Operations that he knew would be likely to succeed if things were to remain as they were, because they were weak points he planned to take advantage of once he had assumed power in Brockton Bay. Even tipping off the gangs to what was coming would not likely change the outcome as long as Tenshi had remained in play.
And therein lay another problem..
Twice, so far, he had tried to solve the problem through his usual methods of elimination or coercion.
He could still hear the Kohler's screams even now, as Taylor Hebert had tortured the last survivor of the strike team sent to eliminate her at the hotel she had been staying at. The cool detachment as she used needles to inflict pain for information on his base. He had cut the timeline after Kohler had finally broken.

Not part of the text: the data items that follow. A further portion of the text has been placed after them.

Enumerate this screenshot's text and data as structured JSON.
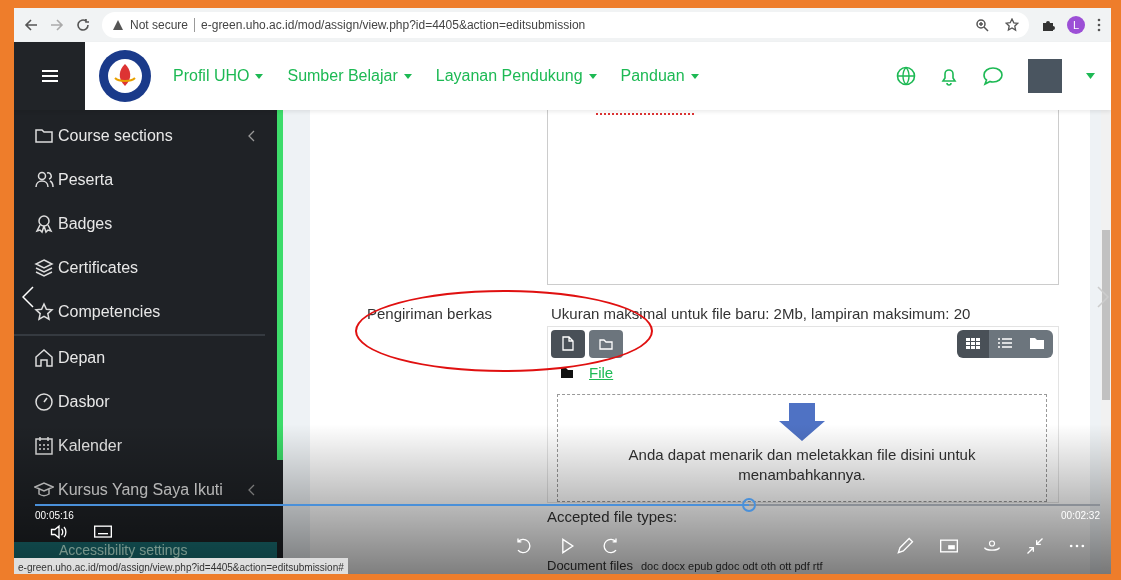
{
  "browser": {
    "security": "Not secure",
    "url": "e-green.uho.ac.id/mod/assign/view.php?id=4405&action=editsubmission",
    "profile_initial": "L"
  },
  "navbar": {
    "menus": [
      {
        "label": "Profil UHO"
      },
      {
        "label": "Sumber Belajar"
      },
      {
        "label": "Layanan Pendukung"
      },
      {
        "label": "Panduan"
      }
    ]
  },
  "sidebar": {
    "items": [
      {
        "label": "Course sections",
        "kind": "folder",
        "expandable": true
      },
      {
        "label": "Peserta",
        "kind": "people",
        "expandable": false
      },
      {
        "label": "Badges",
        "kind": "badge",
        "expandable": false
      },
      {
        "label": "Certificates",
        "kind": "layers",
        "expandable": false
      },
      {
        "label": "Competencies",
        "kind": "star",
        "expandable": false
      },
      {
        "label": "Depan",
        "kind": "home",
        "expandable": false
      },
      {
        "label": "Dasbor",
        "kind": "gauge",
        "expandable": false
      },
      {
        "label": "Kalender",
        "kind": "calendar",
        "expandable": false
      },
      {
        "label": "Kursus Yang Saya Ikuti",
        "kind": "cap",
        "expandable": true
      }
    ],
    "accessibility": "Accessibility settings"
  },
  "submission": {
    "label": "Pengiriman berkas",
    "limits": "Ukuran maksimal untuk file baru: 2Mb, lampiran maksimum: 20",
    "path": "File",
    "view_buttons": [
      {
        "kind": "grid",
        "selected": true
      },
      {
        "kind": "list",
        "selected": false
      },
      {
        "kind": "folder",
        "selected": false
      }
    ],
    "drop_text": "Anda dapat menarik dan meletakkan file disini untuk menambahkannya.",
    "accepted_label": "Accepted file types:",
    "file_types": [
      {
        "name": "Document files",
        "extensions": "doc docx epub gdoc odt oth ott pdf rtf"
      }
    ]
  },
  "video": {
    "elapsed": "00:05:16",
    "remaining": "00:02:32",
    "level": 0.67
  },
  "status_url": "e-green.uho.ac.id/mod/assign/view.php?id=4405&action=editsubmission#"
}
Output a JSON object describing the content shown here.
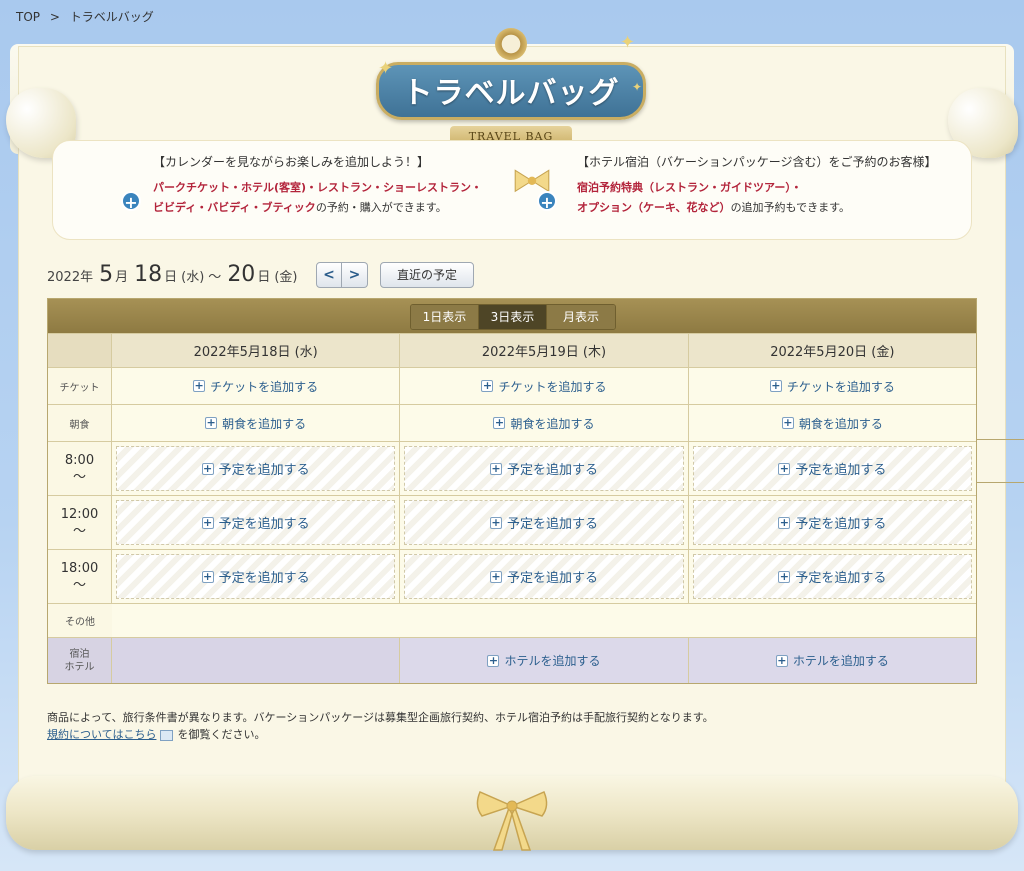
{
  "breadcrumb": {
    "top": "TOP",
    "sep": ">",
    "current": "トラベルバッグ"
  },
  "header": {
    "title": "トラベルバッグ",
    "subtitle": "TRAVEL BAG"
  },
  "info": {
    "left": {
      "heading": "【カレンダーを見ながらお楽しみを追加しよう！】",
      "line1": "パークチケット・ホテル(客室)・レストラン・ショーレストラン・",
      "line2_red": "ビビディ・バビディ・ブティック",
      "line2_rest": "の予約・購入ができます。"
    },
    "right": {
      "heading": "【ホテル宿泊（バケーションパッケージ含む）をご予約のお客様】",
      "line1": "宿泊予約特典（レストラン・ガイドツアー）・",
      "line2_red": "オプション（ケーキ、花など）",
      "line2_rest": "の追加予約もできます。"
    }
  },
  "date_range": {
    "year": "2022",
    "year_unit": "年",
    "month": "5",
    "month_unit": "月",
    "start_day": "18",
    "day_unit": "日",
    "start_dow": "(水)",
    "tilde": "～",
    "end_day": "20",
    "end_dow": "(金)"
  },
  "nav": {
    "prev": "<",
    "next": ">",
    "recent": "直近の予定"
  },
  "view_modes": {
    "day1": "1日表示",
    "day3": "3日表示",
    "month": "月表示",
    "active": "3日表示"
  },
  "days": [
    {
      "label": "2022年5月18日 (水)"
    },
    {
      "label": "2022年5月19日 (木)"
    },
    {
      "label": "2022年5月20日 (金)"
    }
  ],
  "rows": {
    "ticket": {
      "label": "チケット",
      "action": "チケットを追加する"
    },
    "breakfast": {
      "label": "朝食",
      "action": "朝食を追加する"
    },
    "t8": {
      "label": "8:00",
      "tilde": "～",
      "action": "予定を追加する"
    },
    "t12": {
      "label": "12:00",
      "tilde": "～",
      "action": "予定を追加する"
    },
    "t18": {
      "label": "18:00",
      "tilde": "～",
      "action": "予定を追加する"
    },
    "other": {
      "label": "その他"
    },
    "hotel": {
      "label1": "宿泊",
      "label2": "ホテル",
      "action": "ホテルを追加する"
    }
  },
  "footer_note": {
    "line1": "商品によって、旅行条件書が異なります。バケーションパッケージは募集型企画旅行契約、ホテル宿泊予約は手配旅行契約となります。",
    "link": "規約についてはこちら",
    "line2_rest": "を御覧ください。"
  },
  "colors": {
    "accent": "#2c5f8e",
    "red": "#b3243b",
    "gold": "#a69155",
    "sky": "#a9c9ee"
  }
}
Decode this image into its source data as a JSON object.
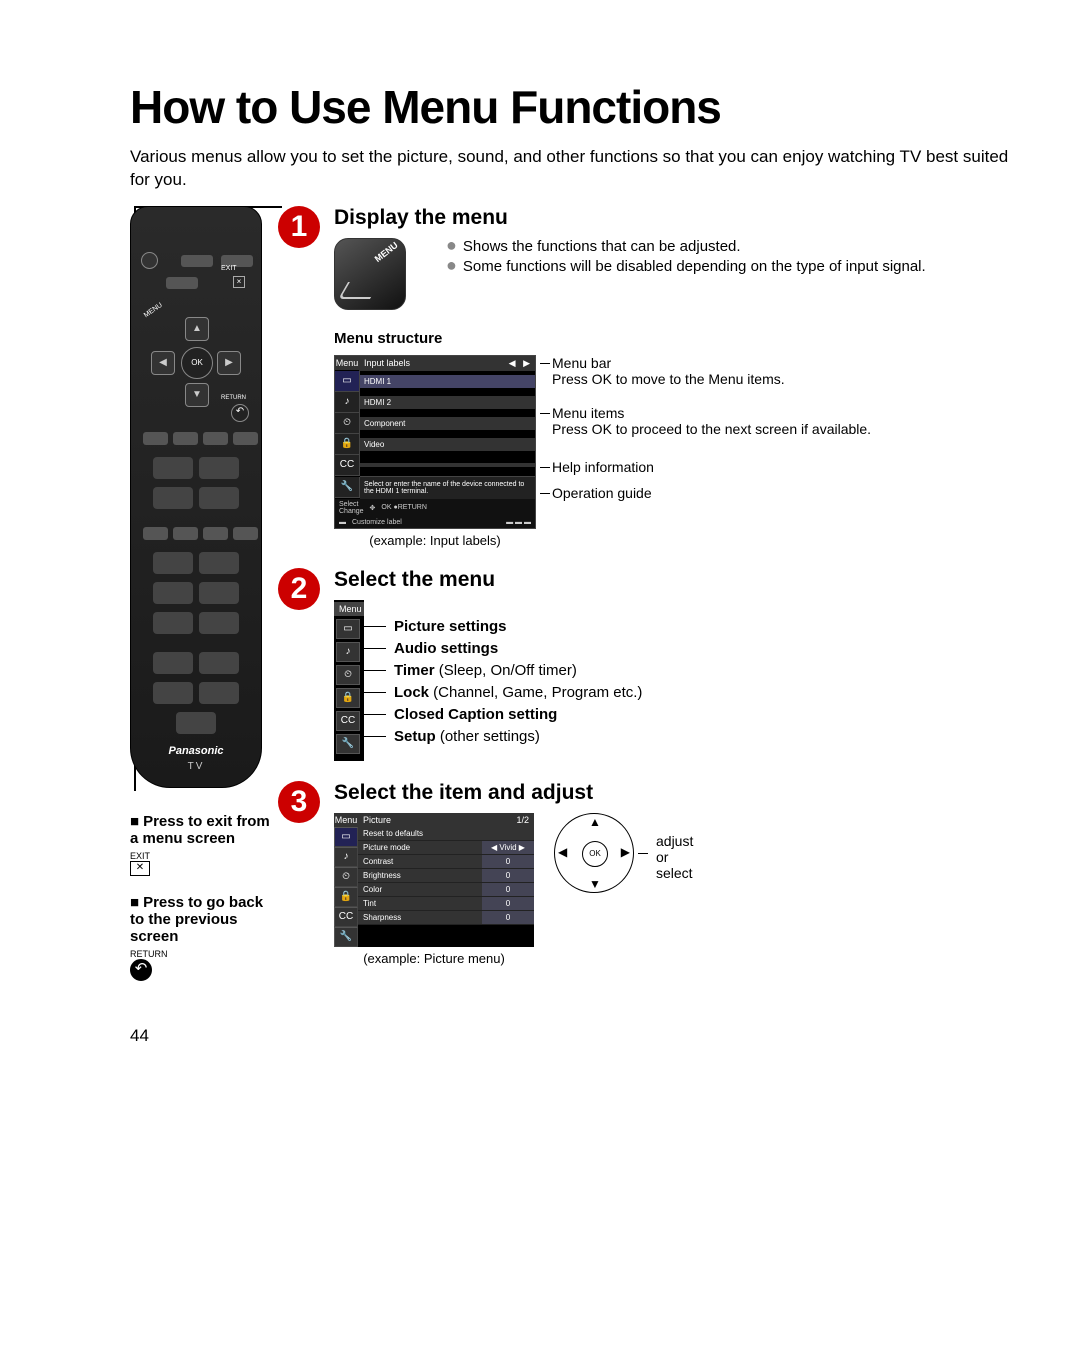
{
  "pageNumber": "44",
  "title": "How to Use Menu Functions",
  "intro": "Various menus allow you to set the picture, sound, and other functions so that you can enjoy watching TV best suited for you.",
  "step1": {
    "title": "Display the menu",
    "menuBtn": "MENU",
    "bullets": [
      "Shows the functions that can be adjusted.",
      "Some functions will be disabled depending on the type of input signal."
    ],
    "structTitle": "Menu structure",
    "screen": {
      "menuLabel": "Menu",
      "panelTitle": "Input labels",
      "rows": [
        "HDMI 1",
        "HDMI 2",
        "Component",
        "Video"
      ],
      "help": "Select or enter the name of the device connected to the HDMI 1 terminal.",
      "guide": {
        "select": "Select",
        "change": "Change",
        "ok": "OK",
        "return": "RETURN",
        "custom": "Customize label"
      }
    },
    "callouts": {
      "menubar": {
        "t": "Menu bar",
        "d": "Press OK to move to the Menu items."
      },
      "menuitems": {
        "t": "Menu items",
        "d": "Press OK to proceed to the next screen if available."
      },
      "help": "Help information",
      "guide": "Operation guide"
    },
    "caption": "(example: Input labels)"
  },
  "step2": {
    "title": "Select the menu",
    "menuLabel": "Menu",
    "items": [
      {
        "b": "Picture settings",
        "r": ""
      },
      {
        "b": "Audio settings",
        "r": ""
      },
      {
        "b": "Timer",
        "r": " (Sleep, On/Off timer)"
      },
      {
        "b": "Lock",
        "r": " (Channel, Game, Program etc.)"
      },
      {
        "b": "Closed Caption setting",
        "r": ""
      },
      {
        "b": "Setup",
        "r": " (other settings)"
      }
    ],
    "icons": [
      "▭",
      "♪",
      "⏲",
      "🔒",
      "CC",
      "🔧"
    ]
  },
  "step3": {
    "title": "Select the item and adjust",
    "screen": {
      "menuLabel": "Menu",
      "panel": "Picture",
      "page": "1/2",
      "rows": [
        {
          "n": "Reset to defaults",
          "v": ""
        },
        {
          "n": "Picture mode",
          "v": "Vivid"
        },
        {
          "n": "Contrast",
          "v": "0"
        },
        {
          "n": "Brightness",
          "v": "0"
        },
        {
          "n": "Color",
          "v": "0"
        },
        {
          "n": "Tint",
          "v": "0"
        },
        {
          "n": "Sharpness",
          "v": "0"
        }
      ]
    },
    "dpad": {
      "ok": "OK",
      "hint": "adjust\nor\nselect"
    },
    "caption": "(example: Picture menu)"
  },
  "sidebar": {
    "exit": {
      "h": "Press to exit from a menu screen",
      "lbl": "EXIT"
    },
    "back": {
      "h": "Press to go back to the previous screen",
      "lbl": "RETURN"
    }
  },
  "remote": {
    "exit": "EXIT",
    "ok": "OK",
    "menu": "MENU",
    "return": "RETURN",
    "brand": "Panasonic",
    "tv": "TV"
  }
}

The second time, he had kidnapped Danny Hebert while the man was on his way to work. It had initially gone without any difficulty, but when he called Hebert, demanding compliance or her father would die, she had dismissed his threat. He hadn't had the time to reiterate the threat before his base had come under attack by Hebert.
After that, he had spent the last twelve hours considering what he
could do.
Thanks to Tattletale's report he knew where Tenshi had holed up, but after what had happened to his first two attempts to neutralize Tenshi, discretion was the better part of valor, as much as it grated upon his nerves. He didn't get to where he was by running at the problem half-cocked.
No, it would be better to use the villains to do his dirty work for him. They had done a good job so far in moving things the way he wanted them, why change a good thing?
But first, he needed assurances that this would work.
It appeared he would have need of young Miss Alcott's 'services' sooner than he had originally planned.